Но история, которая привела помощника шерифа к моей двери, началась годом ранее, когда моя мать появилась с двумя переполненными чемоданами и следами туши под обоими глазами, и я впустила её, не дождавшись конца первой фразы. Её интрижка разрушила брак самым ужасным образом. Отчим сменил замки, сёстры уже выбрали стороны, а она стояла на моём крыльце, казавшись меньше, чем я когда-либо её видела — особый тип спектакля, которому некоторые люди учатся, когда им нужно что-то от того, кого они годами заставляли чувствовать себя обязанным. Тогда мне это не казалось игрой. Я видела в этом нужду, потому что меня учили считать их одним и тем же.

 

Через две недели после этого Рэйчел потеряла свою квартиру. Моя сестра позвонила мне с заправки, оба мальчика были на заднем сиденье, и она плакала сильнее, чем я слышала с подростковых лет. Её мужу “нужно было пространство”, что на деле означало оставить её с просроченной арендой, отключённым электричеством и двумя детьми, которые думали, что все взрослые на свете лгут. Я согласилась, потому что меня приучили говорить «да». Семья помогает семье. Семья остаётся ещё на одну неделю. Семья делится. Семья прощает. Семья не считает цену, пока цена не начинает жить в стенах.
Сначала всё это выглядело почти благородно. Мама дважды приготовила суп в первый месяц и складывала бельё, не дожидаясь просьб. Рэйчел забирала Лили из школы два раза в неделю.
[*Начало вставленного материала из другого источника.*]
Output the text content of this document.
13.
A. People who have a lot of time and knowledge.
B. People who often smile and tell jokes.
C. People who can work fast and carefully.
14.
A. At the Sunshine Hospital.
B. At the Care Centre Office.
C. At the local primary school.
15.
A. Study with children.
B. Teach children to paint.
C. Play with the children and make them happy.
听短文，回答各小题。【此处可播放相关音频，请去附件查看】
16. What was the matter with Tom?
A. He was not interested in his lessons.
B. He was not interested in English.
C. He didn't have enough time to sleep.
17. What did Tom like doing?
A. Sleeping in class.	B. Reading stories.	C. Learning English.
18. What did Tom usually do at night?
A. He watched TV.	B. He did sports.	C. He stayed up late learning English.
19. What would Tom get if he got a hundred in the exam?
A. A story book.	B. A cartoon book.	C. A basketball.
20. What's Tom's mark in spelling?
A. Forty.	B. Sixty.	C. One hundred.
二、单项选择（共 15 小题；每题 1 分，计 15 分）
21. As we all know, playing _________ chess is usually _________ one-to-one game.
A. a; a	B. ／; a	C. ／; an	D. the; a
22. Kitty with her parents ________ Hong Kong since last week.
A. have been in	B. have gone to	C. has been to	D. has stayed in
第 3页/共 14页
Мальчики и Лили гонялись за Скаутом по двору, пока все четверо не покрывались пятнами от травы и не задыхались. Существовала версия тех первых недель, которая могла бы быть фотографией именно той семьи, в которую меня приучили верить: многопоколенной, сплочённой, скреплённой готовностью женщин принимать на себя чужие развалины и называть это любовью.
Но у обломков был вес, а у дома — предел, и ни мать, ни Рэйчел не были особенно заинтересованы признавать ни то, ни другое. Суп прекратился после первого месяца. Складывание белья стало редким, потом формальным, а потом и вовсе исчезло. Забрать Лили Рэйчел стала сначала раз в неделю, а потом только когда ей было удобно — то есть только тогда, когда ей была нужна моя машина.
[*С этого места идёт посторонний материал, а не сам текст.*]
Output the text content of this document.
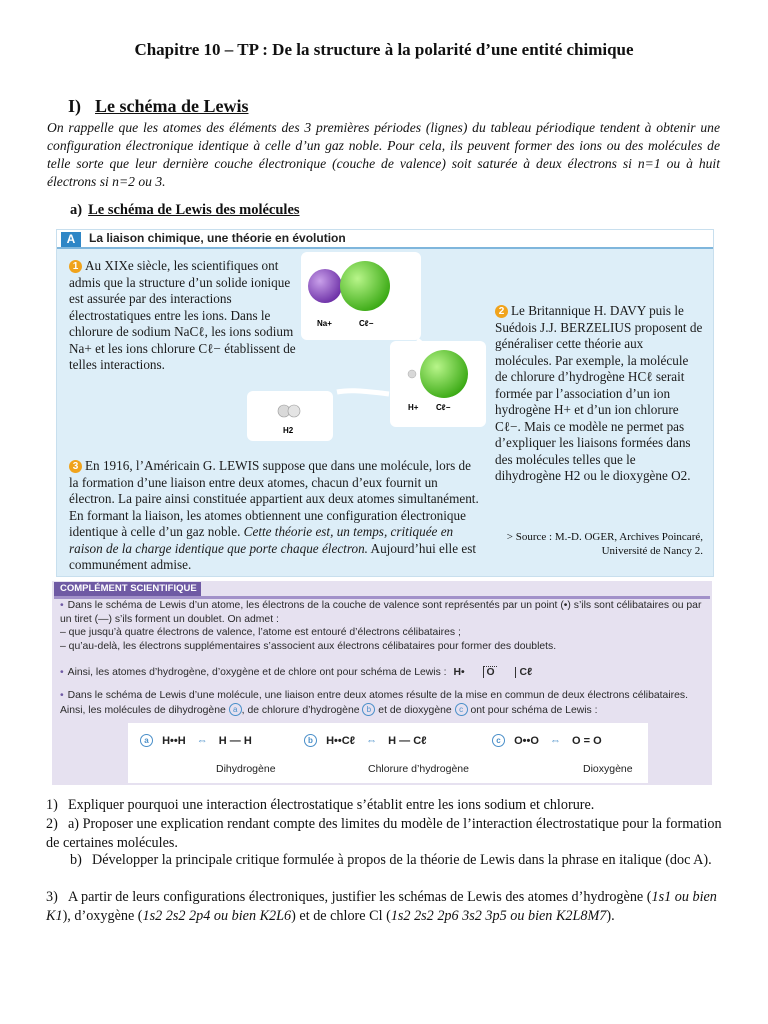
Chapitre 10 – TP : De la structure à la polarité d’une entité chimique
I) Le schéma de Lewis
On rappelle que les atomes des éléments des 3 premières périodes (lignes) du tableau périodique tendent à obtenir une configuration électronique identique à celle d’un gaz noble. Pour cela, ils peuvent former des ions ou des molécules de telle sorte que leur dernière couche électronique (couche de valence) soit saturée à deux électrons si n=1 ou à huit électrons si n=2 ou 3.
a) Le schéma de Lewis des molécules
A	La liaison chimique, une théorie en évolution
1 Au XIXe siècle, les scientifiques ont admis que la structure d’un solide ionique est assurée par des interactions électrostatiques entre les ions. Dans le chlorure de sodium NaCℓ, les ions sodium Na+ et les ions chlorure Cℓ− établissent de telles interactions.
Na+	Cℓ−
H+ Cℓ−
H2
2 Le Britannique H. DAVY puis le Suédois J.J. BERZELIUS proposent de généraliser cette théorie aux molécules. Par exemple, la molécule de chlorure d’hydrogène HCℓ serait formée par l’association d’un ion hydrogène H+ et d’un ion chlorure Cℓ−. Mais ce modèle ne permet pas d’expliquer les liaisons formées dans des molécules telles que le dihydrogène H2 ou le dioxygène O2.
3 En 1916, l’Américain G. LEWIS suppose que dans une molécule, lors de la formation d’une liaison entre deux atomes, chacun d’eux fournit un électron. La paire ainsi constituée appartient aux deux atomes simultanément. En formant la liaison, les atomes obtiennent une configuration électronique identique à celle d’un gaz noble. Cette théorie est, un temps, critiquée en raison de la charge identique que porte chaque électron. Aujourd’hui elle est communément admise.
> Source : M.-D. OGER, Archives Poincaré, Université de Nancy 2.
COMPLÉMENT SCIENTIFIQUE
• Dans le schéma de Lewis d’un atome, les électrons de la couche de valence sont représentés par un point (•) s’ils sont célibataires ou par un tiret (—) s’ils forment un doublet. On admet :
– que jusqu’à quatre électrons de valence, l’atome est entouré d’électrons célibataires ;
– qu’au-delà, les électrons supplémentaires s’associent aux électrons célibataires pour former des doublets.
• Ainsi, les atomes d’hydrogène, d’oxygène et de chlore ont pour schéma de Lewis : H• O Cℓ
• Dans le schéma de Lewis d’une molécule, une liaison entre deux atomes résulte de la mise en commun de deux électrons célibataires. Ainsi, les molécules de dihydrogène a , de chlorure d’hydrogène b et de dioxygène c ont pour schéma de Lewis :
a H••H ⇔ H — H	b H••Cℓ ⇔ H — Cℓ	c O••O ⇔ O = O
Dihydrogène	Chlorure d’hydrogène	Dioxygène
1) Expliquer pourquoi une interaction électrostatique s’établit entre les ions sodium et chlorure.
2) a) Proposer une explication rendant compte des limites du modèle de l’interaction électrostatique pour la formation de certaines molécules.
b) Développer la principale critique formulée à propos de la théorie de Lewis dans la phrase en italique (doc A).
3) A partir de leurs configurations électroniques, justifier les schémas de Lewis des atomes d’hydrogène (1s1 ou bien K1), d’oxygène (1s2 2s2 2p4 ou bien K2L6) et de chlore Cl (1s2 2s2 2p6 3s2 3p5 ou bien K2L8M7).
Мальчики, которым было семь и пять лет, и чьи способности к хаосу были и впечатляющими, и разрушающими структуру дома, сломали оконную защёлку, откололи краску в коридоре и оставили на диванных подушках пятна от сока узорами, которые указывали либо на небрежность, либо на зачаточное понимание абстрактного искусства. Я заменяла вещи. Я убирала вещи. Я молчала, потому что сказать что-то значило бы признать, что устроенная мной из чувства долга схема не работает, а признать это означало бы предпринять действия, а предпринять действия заставило бы меня стать тем, кем мама всю жизнь учила меня не быть: той, кто ставит границы семье.
Скаут появился в нашей жизни в день шестилетия Лили. Мы пошли в приют «просто посмотреть», как говорят люди прямо перед тем, как любовь рушит их планы. Он был весь в висячих ушах и терпеливых глазах, метис ретривера с золотистой шерстью и спокойным, внимательным нравом собаки, которая ждала определённого человека и не собиралась тратить знакомство на спектакль. Лили опустилась на колени перед его вольером, а он просунул нос сквозь прутья, как будто ждал её.

 

Я подписала документы в тот же день. Квитанция об усыновлении, регистрация микрочипа, ветеринарные записи — в каждой важной строке стояло моё имя, и каждая такая строка позже оказалась значимой так, как я не могла бы предугадать, наблюдая, как моя дочь несёт щенка к машине с серьёзной сосредоточенностью ребёнка, которому дали что-то, что она намерена защищать всю жизнь.
В тот день моя мама смеялась. Я хорошо это помню, потому что теперь это больно. Она погладила Скаута по голове и сказала: «Каждый ребёнок заслуживает хотя бы одну вещь в этом мире, что любит его без условий». Это предложение осталось со мной на долгие годы. Позже оно изменило форму, как это бывает с фразами, когда оказывается, что тот, кто их сказал, имел в виду не совсем то, что ты услышал.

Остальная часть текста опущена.